The modern data stack or the Data Stack is a collection of cloud-native applications that serve as the foundation for an enterprise data infrastructure. The concept of the modern data stack has been quickly gaining popularity and has become the de facto way for organizations of various sizes to extract value from data. Like an industrial value chain, the modern data stack follows a logic of ingesting, transforming, storing, and productizing data.
This blog is an introduction to the modern data stack, and in the following articles, we will dive into each of the different components.
The modern data stack can be defined as a collection of different technologies used to transform raw data into actionable business insights. The infrastructure that derives from these various tools can be used to reduce the complexity of managing a data platform while ensuring that the data is exploited to its fullest.

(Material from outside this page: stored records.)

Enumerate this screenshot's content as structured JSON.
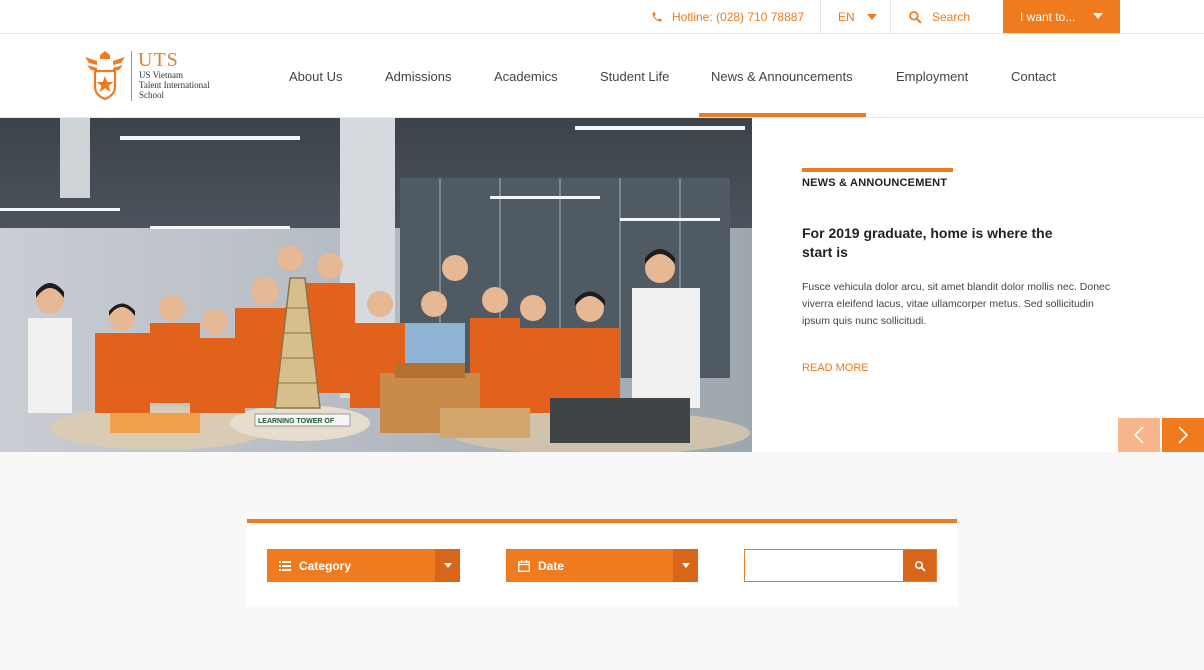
{
  "topbar": {
    "hotline": "Hotline: (028) 710 78887",
    "language": "EN",
    "search_label": "Search",
    "iwant_label": "I want to..."
  },
  "logo": {
    "brand": "UTS",
    "line1": "US Vietnam",
    "line2": "Talent International",
    "line3": "School"
  },
  "nav": {
    "items": [
      {
        "label": "About Us"
      },
      {
        "label": "Admissions"
      },
      {
        "label": "Academics"
      },
      {
        "label": "Student Life"
      },
      {
        "label": "News & Announcements"
      },
      {
        "label": "Employment"
      },
      {
        "label": "Contact"
      }
    ],
    "active": "News & Announcements"
  },
  "hero": {
    "tag": "NEWS & ANNOUNCEMENT",
    "title": "For 2019 graduate, home is where the start is",
    "body": "Fusce vehicula dolor arcu, sit amet blandit dolor mollis nec. Donec viverra eleifend lacus, vitae ullamcorper metus. Sed sollicitudin ipsum quis nunc sollicitudi.",
    "read_more": "READ MORE",
    "photo_sign": "LEARNING TOWER OF"
  },
  "filter": {
    "category_label": "Category",
    "date_label": "Date",
    "search_value": ""
  },
  "colors": {
    "accent": "#f07a1e",
    "accent_dark": "#d8651a",
    "accent_light": "#f9b58b"
  }
}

Companies can adopt the tools that best fit their needs, and different types of layers can be added depending on the use case.

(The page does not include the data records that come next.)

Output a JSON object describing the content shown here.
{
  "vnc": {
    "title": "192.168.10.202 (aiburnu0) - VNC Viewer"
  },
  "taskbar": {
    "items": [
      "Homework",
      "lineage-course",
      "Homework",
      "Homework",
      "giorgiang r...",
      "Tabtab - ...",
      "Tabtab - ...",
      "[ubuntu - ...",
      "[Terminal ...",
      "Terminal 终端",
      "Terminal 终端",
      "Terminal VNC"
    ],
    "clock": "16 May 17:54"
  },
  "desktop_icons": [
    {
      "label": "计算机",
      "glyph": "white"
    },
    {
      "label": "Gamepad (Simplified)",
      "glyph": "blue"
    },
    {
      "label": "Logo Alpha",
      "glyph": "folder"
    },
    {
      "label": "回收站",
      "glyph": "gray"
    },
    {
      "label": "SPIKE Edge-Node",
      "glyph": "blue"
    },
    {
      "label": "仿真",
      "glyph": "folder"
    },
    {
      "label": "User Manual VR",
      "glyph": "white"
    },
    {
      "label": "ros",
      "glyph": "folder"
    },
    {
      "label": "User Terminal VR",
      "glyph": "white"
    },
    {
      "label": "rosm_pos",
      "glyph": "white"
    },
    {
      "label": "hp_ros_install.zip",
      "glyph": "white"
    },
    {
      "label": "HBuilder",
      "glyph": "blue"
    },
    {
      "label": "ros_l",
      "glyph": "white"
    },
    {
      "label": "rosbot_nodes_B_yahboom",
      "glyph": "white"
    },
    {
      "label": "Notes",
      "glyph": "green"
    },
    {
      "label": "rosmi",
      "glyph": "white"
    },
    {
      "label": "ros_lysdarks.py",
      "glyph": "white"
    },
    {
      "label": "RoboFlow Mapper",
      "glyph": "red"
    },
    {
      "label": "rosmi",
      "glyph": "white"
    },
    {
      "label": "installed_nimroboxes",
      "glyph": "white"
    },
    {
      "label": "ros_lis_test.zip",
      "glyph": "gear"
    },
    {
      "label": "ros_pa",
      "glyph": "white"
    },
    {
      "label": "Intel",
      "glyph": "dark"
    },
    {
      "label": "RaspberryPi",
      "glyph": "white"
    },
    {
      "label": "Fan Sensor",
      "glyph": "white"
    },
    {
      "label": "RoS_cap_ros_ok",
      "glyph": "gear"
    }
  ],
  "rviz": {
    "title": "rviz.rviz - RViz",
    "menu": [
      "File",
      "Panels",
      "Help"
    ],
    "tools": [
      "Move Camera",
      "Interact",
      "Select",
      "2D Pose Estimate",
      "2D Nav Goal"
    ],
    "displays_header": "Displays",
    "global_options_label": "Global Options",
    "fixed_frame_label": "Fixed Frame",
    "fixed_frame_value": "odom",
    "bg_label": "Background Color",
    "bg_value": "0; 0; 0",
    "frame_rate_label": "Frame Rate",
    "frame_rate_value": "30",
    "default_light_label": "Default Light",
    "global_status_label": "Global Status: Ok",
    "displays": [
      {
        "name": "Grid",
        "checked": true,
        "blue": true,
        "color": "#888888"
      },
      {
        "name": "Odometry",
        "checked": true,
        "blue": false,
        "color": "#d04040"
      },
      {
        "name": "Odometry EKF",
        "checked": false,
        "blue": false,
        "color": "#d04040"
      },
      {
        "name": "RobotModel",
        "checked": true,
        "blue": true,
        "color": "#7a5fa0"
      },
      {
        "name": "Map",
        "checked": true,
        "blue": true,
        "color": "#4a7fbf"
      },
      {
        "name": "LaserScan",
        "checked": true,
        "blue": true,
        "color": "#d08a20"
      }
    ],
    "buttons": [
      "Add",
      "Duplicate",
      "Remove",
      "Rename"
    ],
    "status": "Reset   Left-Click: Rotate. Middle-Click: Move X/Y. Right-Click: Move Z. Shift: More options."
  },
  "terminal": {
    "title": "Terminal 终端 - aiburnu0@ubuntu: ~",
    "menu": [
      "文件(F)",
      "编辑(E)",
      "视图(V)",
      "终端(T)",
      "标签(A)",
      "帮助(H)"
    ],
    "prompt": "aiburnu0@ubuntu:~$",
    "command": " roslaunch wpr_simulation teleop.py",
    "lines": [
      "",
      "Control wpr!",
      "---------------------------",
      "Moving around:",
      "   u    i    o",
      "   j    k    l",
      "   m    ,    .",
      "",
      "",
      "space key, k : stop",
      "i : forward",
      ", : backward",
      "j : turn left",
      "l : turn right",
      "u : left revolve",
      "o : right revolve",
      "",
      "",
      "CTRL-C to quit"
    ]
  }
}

For decades, on-premise databases were enough for the limited amount of data companies stored for their use cases. Over time, however, data amounts exponentially increased, requiring companies to find solutions to keep all of the information that was coming their way. This led to the emergence of new technologies that allowed organizations to deal with large amounts of data like Hadoop, Vertica, and MongoDB. This was the Big Data era in the 2000s when systems were typically distributed SQL or NoSQL.

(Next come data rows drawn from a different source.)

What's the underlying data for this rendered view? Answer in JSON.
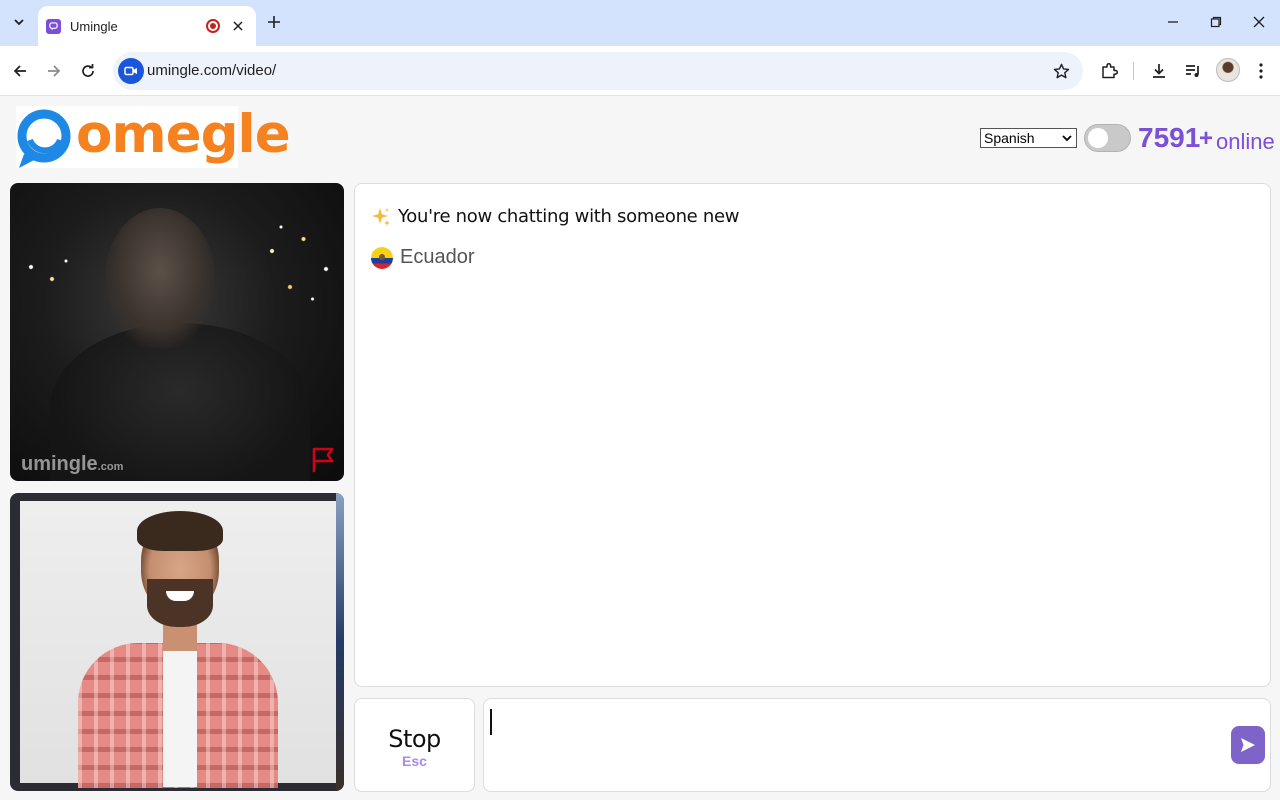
{
  "browser": {
    "tab_title": "Umingle",
    "url": "umingle.com/video/"
  },
  "colors": {
    "brand_orange": "#f5811f",
    "brand_blue": "#1e88e5",
    "accent_purple": "#7b4fd6",
    "send_button": "#7e63c9",
    "report_red": "#d0021b"
  },
  "header": {
    "logo_text": "omegle",
    "language": {
      "selected": "Spanish"
    },
    "online": {
      "count": "7591",
      "plus": "+",
      "label": "online"
    }
  },
  "videos": {
    "stranger_watermark": "umingle",
    "stranger_watermark_suffix": ".com"
  },
  "chat": {
    "system_message": "You're now chatting with someone new",
    "country": "Ecuador"
  },
  "controls": {
    "stop_label": "Stop",
    "stop_hint": "Esc",
    "message_value": ""
  },
  "icons": {
    "tab_search": "chevron-down-icon",
    "favicon": "umingle-favicon-icon",
    "recording": "recording-icon",
    "close_tab": "close-icon",
    "new_tab": "plus-icon",
    "back": "arrow-left-icon",
    "forward": "arrow-right-icon",
    "reload": "reload-icon",
    "site_info": "video-camera-icon",
    "bookmark": "star-icon",
    "extensions": "puzzle-icon",
    "downloads": "download-icon",
    "media": "media-control-icon",
    "menu": "kebab-menu-icon",
    "report": "flag-icon",
    "sparkle": "sparkle-icon",
    "country_flag": "ecuador-flag-icon",
    "send": "send-icon"
  }
}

The Big Data era lasted less than a decade when it was interrupted by the widespread adoption of cloud technologies in the early and mid-2010s. Traditional, on-premise Big Data technologies struggled to move to the cloud. Their higher complexity, cost, and required expertise put them at a disadvantage compared to the more agile cloud data warehouse. This all started in 2010 with Redshift — followed a couple of years later by BigQuery and Snowflake.
It is important to remember that the modern data stack as we currently know it is a very recent development in data. Only very recent changes in technology allowed companies to exploit the potential of their data fully. Let’s walk through some of the key developments that enabled the adoption of the modern data stack.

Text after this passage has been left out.